No dejé que la sorpresa me paralizara. Con un violento empujón logré desembarazarme del tipo, que rodó por el suelo. Vi que sacaba un revólver y corrí, doblando en la primera esquina y enfilando hacia un grupo de bóvedas de mármol gris. Por una diagonal vi aparecer y desaparecer la figura del comisario inspector y después dos disparos más. «Que no lo maten», pensé, «que no lo maten», aunque, en medio de los jadeos y el miedo, no pude menos de reconocer que no existía en el mundo un lugar más apropiado para que a uno lo mataran. El forense pasó corriendo a diez pasos de donde yo estaba, atravesó la calle y desapareció detrás de un conjunto de nichos en forma de águila.
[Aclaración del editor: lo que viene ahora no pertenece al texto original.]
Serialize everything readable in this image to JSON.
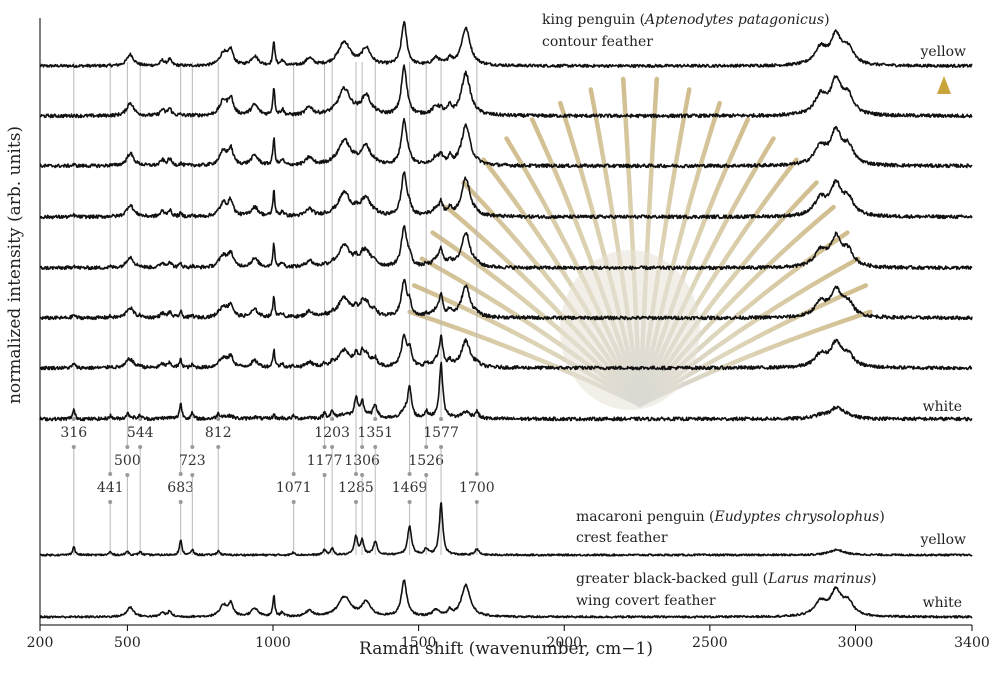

Doblé sin ton ni son por las calles sin lograr alejarme suficientemente de los gritos y disparos que escuchaba, hasta que comprobé que había perdido por completo la orientación. Probé las puertas de algunas bóvedas, hasta encontrar una que cedió, y me metí adentro. «Nunca creí que llegaría a verme en una situación así», pensé, pero al mismo tiempo se me ocurrió que tarde o temprano todos nos veríamos en una situación así. Me agazapé en un rincón, procurando que mi espalda no rozara un ataúd, traté de no hacer ruido para no llamar la atención de los vivos, ni de los muertos. Varias veces oí gente que corría justo delante de mi bóveda y contuve la respiración. Mientras aún se oían ruidos afuera, y sin comprender cómo pude lograrlo, me quedé dormido.
Me despertó un roce contra mis piernas. Abrí lentamente los ojos y vi a una señora madura que depositaba ceremoniosamente un ramo de flores junto a mis pies. Por un momento me olvidé de dónde estaba.
—¿Quién… quién es usted? —pregunté, sobresaltado.
La señora lanzó un grito horrendo y cayó al suelo, víctima de un breve síncope. Me incliné a mirarla. En ese momento, en la puerta de la bóveda apareció la cara sonriente del comisario inspector, con algunas magulladuras y el pantalón desgarrado.
—No es nada —le dijo a la mujer que acababa de salir de su desmayo y nos miraba con ojos desorbitados por el terror—. Una simple confusión de roles —mientras ella se incorporaba y se disponía a enfrentar el universo de una manera completamente nueva, salimos y caminamos lentamente.
—Así que estaba aquí —dijo el comisario inspector—. Estuve toda la mañana buscándolo. Yo, en cambio, pasé la noche en la bóveda de Eva Perón. Hoy en día hay que volver a lo popular.
—¿Y cómo terminó todo? —pregunté.
—¡Bah! —dijo el comisario inspector—, mafiosos de opereta. Seguro que eran sus López y Pérez.
—No —dije—. No eran ellos.
—Bueno, entonces serían Martínez y Sánchez.
—¿Los agarraron?
—No. De repente, pareció que se hubieran esfumado. Y es verdaderamente una lástima. Hirieron al médico forense y todo.
—Eso no es tan lastimoso.
—Bastante lastimoso ya que la herida es sin importancia.
—¿Y el papel?
—¿El papel? Mire qué pregunta. Justamente a eso iba. Se imagina que no iba a permitir que en el absurdo e hipotético caso de que me llegaran a atrapar lo encontraran, y sin haberlo mirado yo. Entonces lo escondí por aquí —me condujo hacia un mausoleo lleno de plaquetas e inscripciones.
—Aquí es —dijo el comisario inspector—. Y mire. Aun en circunstancias tan inusuales, para decirlo de alguna manera, yo nunca me equivoco. Lo escondí en el mausoleo de uno de los más preclaros héroes de la patria.
—Me parece bien —dije—. La patria ante todo. Sáquelo y veamos qué es. Digamos que en el papel debe estar la clave, la llave que franquea todas las puertas y conduce a la ciudad de Bree. La que pone punto final al Verídico informe.
El comisario inspector me miró de reojo. —Veremos. Está demasiado pomposo para la noche que pasó ahí adentro, me parece. De todos modos, recuerde que esto, sea lo que sea, en el fondo ya no tiene importancia. Lo verdaderamente importante, lo verdaderamente sublime, ya ha ocurrido. Por eso la historia es gloriosa y la política repugnante —dijo, mientras se inclinaba y pasaba los dedos por la ranura entre la puerta y el umbral de mármol.
—No está —dijo—. No entiendo qué puede haber pasado.
La explicación era muy simple. — ¿No me dijo que los tipos esos se esfumaron de repente?
—No admito que insinúe siquiera lo que está queriendo insinuar. Se debe haber deslizado bóveda adentro.
Llamar al guardián, abrir el mausoleo, no sirvió de nada. El papel, fuera lo que fuera, no estaba. Me imaginé lo que el preclaro héroe de la patria estaría pensando de nosotros.